Despite news reports to the contrary, the only thing clear about Friday’s appeals court decision on postal rates is that the U.S. Postal Service won and mail-dependent industries lost.
|Worth 49 cents -- or 47?|
As detailed in an article I wrote today for Publishing Executive (See Get Ready for Roller-Coaster Postage Rates.), the one thing the federal judges didn’t like about the current surcharge is the “count once” rule for determining how much the recent recession cost the Postal Service.
They court sent the Postal Regulatory Commission back to the drawing board to come up with what could be called a “count multiple times” rule.
Minimum cost: $1.2 billion
If the count-once rule is transferring “only” $2.8 billion from mailers to the Postal Service via the surcharge, we can only imagine what the “count many times” rule will do given that the recession lasted several years.
The Postal Service said today the additional amount is a minimum of $1.2 billion. That's the equivalent of about 8 months of the current 4.3% surcharge. And postal officials will argue for a much larger amount.
Some writers assume that, instead of allowing the surcharge to expire this summer, the PRC will just leave it in place until it brings in enough money to satisfy the “count many times” rule. Or that, as the Postal Service requested today, the PRC will at least leave the surcharge in place until the new revenue target and surcharge are approved.
But it’s not necessarily so simple. Unlike the appeals court judges, the PRC commissioners are no doubt aware that canceling the surcharge and then reinstating it weeks later would be disruptive for both the Postal Service and for mailers. (Just think of the public’s confusion if the price of Forever Stamps drops to 47 cents and then bounces back to 49 cents only a few weeks later.)

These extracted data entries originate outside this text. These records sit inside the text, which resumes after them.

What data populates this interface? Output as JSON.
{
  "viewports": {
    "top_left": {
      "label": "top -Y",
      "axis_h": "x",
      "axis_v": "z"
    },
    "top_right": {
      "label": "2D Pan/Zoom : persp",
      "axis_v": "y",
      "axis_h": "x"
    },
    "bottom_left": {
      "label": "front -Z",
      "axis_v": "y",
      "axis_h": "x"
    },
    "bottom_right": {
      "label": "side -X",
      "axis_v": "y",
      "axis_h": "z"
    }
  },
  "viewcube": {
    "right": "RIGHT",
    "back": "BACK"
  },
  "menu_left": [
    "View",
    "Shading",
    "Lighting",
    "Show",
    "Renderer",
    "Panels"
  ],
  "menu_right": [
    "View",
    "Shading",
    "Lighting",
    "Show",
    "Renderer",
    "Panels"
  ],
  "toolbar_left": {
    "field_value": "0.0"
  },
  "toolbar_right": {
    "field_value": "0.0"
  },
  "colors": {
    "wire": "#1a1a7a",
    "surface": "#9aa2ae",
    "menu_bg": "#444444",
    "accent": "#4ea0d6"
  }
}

But the commissioners have to proceed cautiously and allow for due process, especially given the propensity of both postal officials and mailers groups to appeal PRC decisions regarding exigent rate hikes. They will have to wade through reams of mind-numbing econometric analyses before arriving at a revenue target for the new surcharge.
They may not be able to finish their work before the current surcharge expires. And even a perfectly reasonable assumption – that the USPS will not be overcompensated if the current surcharge is left in place until the details of “count many times” are worked out – may be open to legal challenges.
Nothing, by the way, says that the new “count many times” surcharge has to be 4.3%: The PRC could decide to make it higher so that the Postal Service is fully compensated for its recession losses in a timely manner.
And when the new “temporary” surcharge is supposed to expire, Congress might decide to make it permanent as a way of dodging real postal reform. I’m reminded that, back in January, my fortune-telling friend Madame Marie predicted that the surcharge would not disappear this year, adding this gem of political science: “What, you think I have crystal ball or something? All I know is, don’t ever bet on government getting rid of a temporary tax or fee.”